1 A primeira vez que escrevi sobre os elevadores foi logo após a eleição de Erundina. Ela se elegeu em 1989. Depois disso, transportei isso para o Hermenêutica Juridica e(m( Crise. Também está no Tribunal do Júri, Símbolos e Rituais (esgotado de há muito). Como o Hermenêutica tem mais de 11 edições e reimpressões, fui agregando novos elementos. Mas o cerne é a questão do apartheid social (e profissional) Podem ver que o comentário do Callegaris é de exatos 20 anos atrás.
2 Exemplo disso é a “PEC das domésticas” que causa um mal-estar pela quebra das expectativas e da violação do arquétipo. Algo não estaria no lugar. No lugar de sempre. No lugar-comum. Ou seja, alguém, a partir da PEC, poderá “não mais saber o seu lugar”…! Ver: ”A PEC das Domésticas e a saudade dos "bons tempos, op. cit. Disponível em: http://www.conjur.com.br/2013-abr-11/senso-incomum-pec-domesticas-saudade-bons-tempos.
3 Promoters são as pessoas que fazem festas para as elites cheirosas que só usam perfumes oxítonos. A palavra deve ser pronunciada com afetação e uma dose de frescura. O segundo “o” deve ser dito fazendo ar de bocó: “ôôter”.
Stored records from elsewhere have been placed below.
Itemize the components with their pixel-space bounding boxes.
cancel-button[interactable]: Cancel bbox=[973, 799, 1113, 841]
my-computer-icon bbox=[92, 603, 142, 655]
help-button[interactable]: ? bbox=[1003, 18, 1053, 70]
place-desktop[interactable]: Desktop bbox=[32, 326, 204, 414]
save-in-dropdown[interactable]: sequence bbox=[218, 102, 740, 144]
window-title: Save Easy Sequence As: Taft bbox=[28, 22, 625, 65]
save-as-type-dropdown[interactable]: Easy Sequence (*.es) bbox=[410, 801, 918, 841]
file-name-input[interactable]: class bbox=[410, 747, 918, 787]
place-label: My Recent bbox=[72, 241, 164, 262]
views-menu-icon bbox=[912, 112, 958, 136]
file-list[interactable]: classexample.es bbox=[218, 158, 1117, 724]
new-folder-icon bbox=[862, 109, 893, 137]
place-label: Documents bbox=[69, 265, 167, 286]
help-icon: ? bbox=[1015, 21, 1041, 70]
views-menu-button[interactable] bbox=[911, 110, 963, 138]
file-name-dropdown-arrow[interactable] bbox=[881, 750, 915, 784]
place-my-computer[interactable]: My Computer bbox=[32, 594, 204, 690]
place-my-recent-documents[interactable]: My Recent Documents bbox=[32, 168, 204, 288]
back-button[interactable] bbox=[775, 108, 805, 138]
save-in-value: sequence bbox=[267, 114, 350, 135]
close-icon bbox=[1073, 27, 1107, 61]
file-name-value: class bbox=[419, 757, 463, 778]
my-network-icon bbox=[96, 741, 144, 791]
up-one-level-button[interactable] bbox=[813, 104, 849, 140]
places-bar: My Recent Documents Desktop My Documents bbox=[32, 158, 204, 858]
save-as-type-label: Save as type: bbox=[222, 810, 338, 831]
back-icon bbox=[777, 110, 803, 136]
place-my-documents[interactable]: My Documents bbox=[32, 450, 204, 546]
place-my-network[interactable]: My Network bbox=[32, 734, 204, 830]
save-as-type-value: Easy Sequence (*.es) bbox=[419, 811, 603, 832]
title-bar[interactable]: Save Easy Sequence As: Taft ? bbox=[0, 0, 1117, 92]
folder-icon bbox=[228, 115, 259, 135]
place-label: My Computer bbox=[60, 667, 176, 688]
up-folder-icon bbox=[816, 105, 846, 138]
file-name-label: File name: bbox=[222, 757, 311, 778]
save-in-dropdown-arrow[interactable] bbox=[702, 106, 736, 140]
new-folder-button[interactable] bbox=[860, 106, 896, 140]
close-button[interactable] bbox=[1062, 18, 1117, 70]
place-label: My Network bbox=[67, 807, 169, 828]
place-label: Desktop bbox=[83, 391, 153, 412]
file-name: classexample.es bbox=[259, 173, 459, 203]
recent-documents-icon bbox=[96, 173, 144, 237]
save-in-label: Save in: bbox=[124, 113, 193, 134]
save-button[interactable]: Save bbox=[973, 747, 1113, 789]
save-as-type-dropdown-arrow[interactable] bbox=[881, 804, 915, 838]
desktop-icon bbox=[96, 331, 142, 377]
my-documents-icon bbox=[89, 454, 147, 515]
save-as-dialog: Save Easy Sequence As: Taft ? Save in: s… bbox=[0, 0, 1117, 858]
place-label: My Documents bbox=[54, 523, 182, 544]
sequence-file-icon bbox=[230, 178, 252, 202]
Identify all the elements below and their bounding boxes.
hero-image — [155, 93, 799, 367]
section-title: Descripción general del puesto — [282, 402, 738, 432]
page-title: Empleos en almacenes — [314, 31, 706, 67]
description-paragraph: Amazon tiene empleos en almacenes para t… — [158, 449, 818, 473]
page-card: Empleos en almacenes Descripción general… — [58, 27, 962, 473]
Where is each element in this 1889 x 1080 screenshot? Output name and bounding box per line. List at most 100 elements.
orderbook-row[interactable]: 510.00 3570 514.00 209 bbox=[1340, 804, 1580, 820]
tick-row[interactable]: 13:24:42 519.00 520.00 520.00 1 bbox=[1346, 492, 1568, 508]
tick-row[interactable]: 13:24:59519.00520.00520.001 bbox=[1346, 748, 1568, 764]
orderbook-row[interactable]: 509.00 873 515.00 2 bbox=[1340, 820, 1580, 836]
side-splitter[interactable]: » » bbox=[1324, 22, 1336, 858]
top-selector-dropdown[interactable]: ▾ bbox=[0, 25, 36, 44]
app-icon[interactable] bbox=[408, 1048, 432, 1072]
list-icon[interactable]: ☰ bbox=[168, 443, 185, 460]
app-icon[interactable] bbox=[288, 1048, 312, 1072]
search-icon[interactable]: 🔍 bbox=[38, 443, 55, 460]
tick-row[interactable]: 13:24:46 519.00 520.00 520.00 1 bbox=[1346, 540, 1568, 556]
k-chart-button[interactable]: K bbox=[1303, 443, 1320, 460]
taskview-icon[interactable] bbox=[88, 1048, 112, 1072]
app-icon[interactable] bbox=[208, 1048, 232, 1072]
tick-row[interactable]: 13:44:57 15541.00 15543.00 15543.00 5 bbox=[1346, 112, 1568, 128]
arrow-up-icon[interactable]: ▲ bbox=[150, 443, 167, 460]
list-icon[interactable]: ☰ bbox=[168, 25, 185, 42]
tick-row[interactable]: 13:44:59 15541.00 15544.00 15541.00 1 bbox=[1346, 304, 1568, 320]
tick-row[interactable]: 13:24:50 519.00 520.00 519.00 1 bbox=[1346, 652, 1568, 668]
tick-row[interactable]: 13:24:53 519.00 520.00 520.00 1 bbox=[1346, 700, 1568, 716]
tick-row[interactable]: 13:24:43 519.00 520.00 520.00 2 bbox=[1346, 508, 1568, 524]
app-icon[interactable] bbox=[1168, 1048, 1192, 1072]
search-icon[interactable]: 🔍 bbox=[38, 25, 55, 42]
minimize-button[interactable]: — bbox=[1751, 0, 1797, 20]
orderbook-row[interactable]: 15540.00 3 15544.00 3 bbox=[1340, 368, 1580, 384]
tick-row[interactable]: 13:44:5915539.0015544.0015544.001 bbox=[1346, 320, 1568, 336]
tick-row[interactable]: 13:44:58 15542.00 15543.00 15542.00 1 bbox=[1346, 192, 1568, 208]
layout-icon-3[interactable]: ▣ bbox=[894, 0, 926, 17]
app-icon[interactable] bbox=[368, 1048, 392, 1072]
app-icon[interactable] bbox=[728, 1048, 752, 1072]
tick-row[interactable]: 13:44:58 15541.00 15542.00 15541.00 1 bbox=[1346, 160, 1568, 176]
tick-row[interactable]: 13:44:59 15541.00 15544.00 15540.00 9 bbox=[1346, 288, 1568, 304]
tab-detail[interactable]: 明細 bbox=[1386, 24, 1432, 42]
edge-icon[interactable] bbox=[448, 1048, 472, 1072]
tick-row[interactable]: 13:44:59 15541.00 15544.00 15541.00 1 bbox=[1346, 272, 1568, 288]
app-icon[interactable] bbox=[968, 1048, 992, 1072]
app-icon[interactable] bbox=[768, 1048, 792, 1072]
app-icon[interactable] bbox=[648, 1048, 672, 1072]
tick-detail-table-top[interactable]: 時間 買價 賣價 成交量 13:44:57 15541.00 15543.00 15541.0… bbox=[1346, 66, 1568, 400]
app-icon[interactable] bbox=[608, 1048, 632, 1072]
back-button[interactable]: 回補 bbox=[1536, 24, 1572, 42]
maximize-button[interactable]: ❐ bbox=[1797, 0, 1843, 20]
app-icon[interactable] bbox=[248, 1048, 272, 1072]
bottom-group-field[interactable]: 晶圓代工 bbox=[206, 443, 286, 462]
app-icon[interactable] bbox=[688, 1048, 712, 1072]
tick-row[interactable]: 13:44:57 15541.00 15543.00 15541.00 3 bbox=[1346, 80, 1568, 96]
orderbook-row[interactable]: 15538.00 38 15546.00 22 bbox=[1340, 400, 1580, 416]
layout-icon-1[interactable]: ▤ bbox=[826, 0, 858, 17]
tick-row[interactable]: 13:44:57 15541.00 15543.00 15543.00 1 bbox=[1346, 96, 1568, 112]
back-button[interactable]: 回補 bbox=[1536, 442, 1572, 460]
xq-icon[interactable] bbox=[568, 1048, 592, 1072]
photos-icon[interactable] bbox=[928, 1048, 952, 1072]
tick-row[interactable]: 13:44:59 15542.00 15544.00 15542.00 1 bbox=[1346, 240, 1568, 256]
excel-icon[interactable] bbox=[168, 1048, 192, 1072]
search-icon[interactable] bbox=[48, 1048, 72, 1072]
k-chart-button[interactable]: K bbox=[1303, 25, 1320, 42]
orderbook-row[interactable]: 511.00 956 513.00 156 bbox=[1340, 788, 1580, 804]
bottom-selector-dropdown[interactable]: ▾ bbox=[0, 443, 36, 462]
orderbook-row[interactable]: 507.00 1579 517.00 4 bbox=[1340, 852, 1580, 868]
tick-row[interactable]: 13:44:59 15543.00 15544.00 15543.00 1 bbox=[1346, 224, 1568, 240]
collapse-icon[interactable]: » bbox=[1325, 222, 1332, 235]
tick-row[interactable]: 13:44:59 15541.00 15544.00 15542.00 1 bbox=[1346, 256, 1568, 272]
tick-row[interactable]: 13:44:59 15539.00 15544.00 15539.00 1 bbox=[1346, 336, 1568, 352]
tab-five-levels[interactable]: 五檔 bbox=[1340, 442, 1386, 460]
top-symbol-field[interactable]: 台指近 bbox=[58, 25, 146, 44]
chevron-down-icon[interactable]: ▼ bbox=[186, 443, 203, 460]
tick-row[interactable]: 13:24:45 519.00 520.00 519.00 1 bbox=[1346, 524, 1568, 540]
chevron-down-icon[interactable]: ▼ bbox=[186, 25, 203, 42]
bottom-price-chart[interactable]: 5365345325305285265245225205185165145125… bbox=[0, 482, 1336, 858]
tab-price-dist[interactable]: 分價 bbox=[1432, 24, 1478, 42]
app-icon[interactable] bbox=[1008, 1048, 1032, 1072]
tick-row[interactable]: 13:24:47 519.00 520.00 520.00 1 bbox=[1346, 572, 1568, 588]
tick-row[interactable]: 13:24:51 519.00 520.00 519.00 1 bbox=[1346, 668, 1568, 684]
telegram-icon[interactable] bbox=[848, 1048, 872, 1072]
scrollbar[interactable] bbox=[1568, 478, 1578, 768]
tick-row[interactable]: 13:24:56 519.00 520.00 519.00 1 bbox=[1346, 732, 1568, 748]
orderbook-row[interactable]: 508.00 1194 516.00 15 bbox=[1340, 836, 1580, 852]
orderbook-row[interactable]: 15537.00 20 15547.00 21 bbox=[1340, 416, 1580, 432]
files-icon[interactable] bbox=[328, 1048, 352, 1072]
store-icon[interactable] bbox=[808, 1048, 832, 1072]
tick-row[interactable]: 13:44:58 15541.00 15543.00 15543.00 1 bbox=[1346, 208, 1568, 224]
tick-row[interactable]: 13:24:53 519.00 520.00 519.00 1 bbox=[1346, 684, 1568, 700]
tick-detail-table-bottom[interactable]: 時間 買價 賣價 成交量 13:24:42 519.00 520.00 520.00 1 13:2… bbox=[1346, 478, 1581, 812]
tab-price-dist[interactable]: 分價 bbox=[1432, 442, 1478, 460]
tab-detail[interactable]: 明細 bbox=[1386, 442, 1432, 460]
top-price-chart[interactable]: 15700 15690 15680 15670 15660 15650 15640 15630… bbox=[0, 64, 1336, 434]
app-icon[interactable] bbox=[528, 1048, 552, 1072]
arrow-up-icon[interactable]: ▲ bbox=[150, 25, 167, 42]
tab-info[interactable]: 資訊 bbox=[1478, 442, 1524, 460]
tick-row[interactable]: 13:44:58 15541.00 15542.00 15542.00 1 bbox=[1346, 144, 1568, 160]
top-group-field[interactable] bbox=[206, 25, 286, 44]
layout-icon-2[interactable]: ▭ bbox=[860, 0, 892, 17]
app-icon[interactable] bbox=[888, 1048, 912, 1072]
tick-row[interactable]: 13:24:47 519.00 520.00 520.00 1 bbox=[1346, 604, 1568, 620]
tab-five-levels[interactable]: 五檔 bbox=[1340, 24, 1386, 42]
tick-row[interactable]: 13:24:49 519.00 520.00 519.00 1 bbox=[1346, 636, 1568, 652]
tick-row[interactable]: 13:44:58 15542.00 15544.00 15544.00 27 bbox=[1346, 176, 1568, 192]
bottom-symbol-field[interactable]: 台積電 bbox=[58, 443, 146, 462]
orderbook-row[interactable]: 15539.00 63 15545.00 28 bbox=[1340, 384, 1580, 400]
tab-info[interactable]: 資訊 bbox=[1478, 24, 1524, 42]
4 Cf.”A PEC das Domésticas e a saudade dos "bons tempos". Disponível em: http://www.conjur.com.br/2013-abr-11/senso-incomum-pec-domesticas-saudade-bons-tempos.
5 Cf. Calegaris, Contardo. A praga escravagista brasileira. In: Folha de São Paulo, Caderno Mais, p. 5. 22.09.1996.
6 Para se ter uma ideia, o tráfico de entorpecentes no Brasil emprega mais que a Petrobras. Somente no Rio de Janeiro, o tráfico emprega 16.000 pessoas, arrecadando 400 milhões de dólares/ano (que é o que arrecada o setor têxtil no Rio de Janeiro). Cf. Folha de São Paulo de 28 nov 2010, Caderno C, p.4.
7 Cfe. Freire, Vinícius Torres. “Carro grande e senzala”. In: Folha de São Paulo. 17.01.2000.
8 Preservo o nome original do café.
9 Ver, para isso, Sloterdijk, Peter. Kritik der zynischen Vernunft. Frankfurt, 1983.